Stamp Duty Land Tax (SDLT) was designed to raise revenue and cool overheated markets. But in today’s housing environment, it’s become a chokehold on mobility, investment, and supply—especially in high-demand areas like London and the South East.
At the heart of the problem is cost. A buyer purchasing a £600,000 home now faces a stamp duty bill of £20,000 (if not a first-time buyer). That’s on top of deposit requirements, legal fees, and mortgage costs. For upsizers and downsizers alike, the penalty is so steep that many stay put—clogging the system and freezing movement in the middle tiers of the market. It also has to be found ALL in cash. Who has a spare £20k down the sofa!?
Landlords and investors are hit even harder. The 3% surcharge introduced in 2016 pushed many out of the market.
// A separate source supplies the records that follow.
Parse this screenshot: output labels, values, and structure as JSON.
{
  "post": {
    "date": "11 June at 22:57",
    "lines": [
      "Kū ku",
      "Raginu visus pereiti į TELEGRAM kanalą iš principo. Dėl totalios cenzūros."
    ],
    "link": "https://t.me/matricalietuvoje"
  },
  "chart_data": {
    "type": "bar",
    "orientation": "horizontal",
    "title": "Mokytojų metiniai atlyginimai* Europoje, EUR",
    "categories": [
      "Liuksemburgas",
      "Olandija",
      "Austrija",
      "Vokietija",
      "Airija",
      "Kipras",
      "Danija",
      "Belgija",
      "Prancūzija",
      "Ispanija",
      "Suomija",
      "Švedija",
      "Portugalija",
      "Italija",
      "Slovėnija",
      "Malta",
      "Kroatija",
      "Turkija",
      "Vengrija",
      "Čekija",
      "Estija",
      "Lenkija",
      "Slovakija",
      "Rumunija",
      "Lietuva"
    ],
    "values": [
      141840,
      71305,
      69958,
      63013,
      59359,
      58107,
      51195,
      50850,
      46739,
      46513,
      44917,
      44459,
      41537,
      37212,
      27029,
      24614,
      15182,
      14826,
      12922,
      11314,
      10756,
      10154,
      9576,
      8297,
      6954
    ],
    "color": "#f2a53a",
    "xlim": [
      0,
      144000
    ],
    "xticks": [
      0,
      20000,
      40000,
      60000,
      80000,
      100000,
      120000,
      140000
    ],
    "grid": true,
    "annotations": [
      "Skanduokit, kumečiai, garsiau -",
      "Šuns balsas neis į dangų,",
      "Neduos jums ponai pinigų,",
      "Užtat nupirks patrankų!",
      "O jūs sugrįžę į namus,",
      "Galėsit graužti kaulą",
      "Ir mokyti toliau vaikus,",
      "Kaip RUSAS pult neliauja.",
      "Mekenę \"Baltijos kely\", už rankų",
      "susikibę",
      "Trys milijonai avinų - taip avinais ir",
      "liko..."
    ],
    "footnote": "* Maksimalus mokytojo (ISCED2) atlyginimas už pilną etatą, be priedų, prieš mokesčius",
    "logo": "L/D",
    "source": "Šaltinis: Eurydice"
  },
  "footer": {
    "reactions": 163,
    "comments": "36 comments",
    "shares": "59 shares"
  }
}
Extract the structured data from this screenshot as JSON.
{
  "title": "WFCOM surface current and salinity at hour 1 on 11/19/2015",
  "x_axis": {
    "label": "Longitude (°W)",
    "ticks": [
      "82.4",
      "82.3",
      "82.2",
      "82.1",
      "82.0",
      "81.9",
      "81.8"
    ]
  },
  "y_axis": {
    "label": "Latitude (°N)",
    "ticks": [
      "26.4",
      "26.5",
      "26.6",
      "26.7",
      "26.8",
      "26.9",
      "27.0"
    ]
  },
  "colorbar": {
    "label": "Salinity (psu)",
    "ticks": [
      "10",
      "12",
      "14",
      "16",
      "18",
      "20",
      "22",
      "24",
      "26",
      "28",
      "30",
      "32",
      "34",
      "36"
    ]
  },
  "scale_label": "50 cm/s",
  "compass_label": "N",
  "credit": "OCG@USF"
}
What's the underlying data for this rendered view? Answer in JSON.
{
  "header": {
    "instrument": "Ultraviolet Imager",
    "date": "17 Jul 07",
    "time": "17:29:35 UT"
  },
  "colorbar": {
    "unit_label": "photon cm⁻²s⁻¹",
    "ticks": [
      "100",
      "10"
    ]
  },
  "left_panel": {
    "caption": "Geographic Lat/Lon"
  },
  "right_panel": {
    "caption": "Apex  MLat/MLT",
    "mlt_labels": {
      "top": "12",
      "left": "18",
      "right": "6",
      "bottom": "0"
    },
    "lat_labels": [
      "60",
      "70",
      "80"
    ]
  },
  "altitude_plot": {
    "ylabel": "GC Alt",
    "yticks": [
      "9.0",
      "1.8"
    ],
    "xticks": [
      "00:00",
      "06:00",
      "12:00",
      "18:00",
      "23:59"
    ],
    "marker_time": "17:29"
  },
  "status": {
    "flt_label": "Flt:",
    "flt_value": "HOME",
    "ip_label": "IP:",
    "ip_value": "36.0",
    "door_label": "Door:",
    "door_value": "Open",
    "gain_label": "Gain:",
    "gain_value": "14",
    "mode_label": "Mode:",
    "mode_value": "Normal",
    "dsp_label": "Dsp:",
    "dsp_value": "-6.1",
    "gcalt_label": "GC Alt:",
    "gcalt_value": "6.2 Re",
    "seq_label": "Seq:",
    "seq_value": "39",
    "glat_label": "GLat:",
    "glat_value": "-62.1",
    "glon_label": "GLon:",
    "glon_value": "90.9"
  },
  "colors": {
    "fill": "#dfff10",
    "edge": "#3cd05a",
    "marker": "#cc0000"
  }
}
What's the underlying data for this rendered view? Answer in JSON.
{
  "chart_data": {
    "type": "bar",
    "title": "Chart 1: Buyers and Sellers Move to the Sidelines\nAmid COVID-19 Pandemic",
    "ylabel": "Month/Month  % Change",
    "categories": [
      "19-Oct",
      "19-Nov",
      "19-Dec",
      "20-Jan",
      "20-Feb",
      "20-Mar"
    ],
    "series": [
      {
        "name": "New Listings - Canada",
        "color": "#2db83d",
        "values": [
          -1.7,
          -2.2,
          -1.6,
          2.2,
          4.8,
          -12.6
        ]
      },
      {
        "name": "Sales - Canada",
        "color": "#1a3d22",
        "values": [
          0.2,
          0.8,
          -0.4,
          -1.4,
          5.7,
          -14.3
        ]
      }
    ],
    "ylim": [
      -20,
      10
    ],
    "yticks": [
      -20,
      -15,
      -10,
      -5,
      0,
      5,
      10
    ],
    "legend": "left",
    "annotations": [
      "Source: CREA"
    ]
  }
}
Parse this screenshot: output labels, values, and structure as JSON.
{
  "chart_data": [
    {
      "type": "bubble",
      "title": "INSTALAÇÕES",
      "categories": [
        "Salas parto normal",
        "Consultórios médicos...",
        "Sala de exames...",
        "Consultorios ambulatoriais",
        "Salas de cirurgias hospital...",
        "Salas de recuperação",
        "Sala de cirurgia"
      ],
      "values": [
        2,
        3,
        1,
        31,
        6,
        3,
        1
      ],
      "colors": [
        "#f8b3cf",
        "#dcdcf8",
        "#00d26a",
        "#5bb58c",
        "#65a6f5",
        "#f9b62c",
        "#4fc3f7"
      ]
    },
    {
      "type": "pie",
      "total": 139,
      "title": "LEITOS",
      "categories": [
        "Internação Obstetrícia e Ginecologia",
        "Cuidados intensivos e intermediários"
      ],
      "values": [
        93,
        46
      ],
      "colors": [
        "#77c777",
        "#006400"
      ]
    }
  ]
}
With rental supply shrinking and rents soaring, it’s clear the policy has backfired. Instead of deterring speculative buying, it’s reduced the number of available homes for renters—hurting the very people it was supposed to help. So what did the Government do? It raised it to 5%! So an investor buying that £600,000 home now has to pay £50,000!
Developers aren’t immune either. Stamp duty on bulk purchases discourages institutional investment in Build to Rent schemes—just when the UK needs more professionally managed rental housing.
Stamp duty is no longer a housing tax. It’s an anti-mobility tax. Until it’s reformed—or replaced—the market will remain jammed, unaffordable, and fundamentally broken.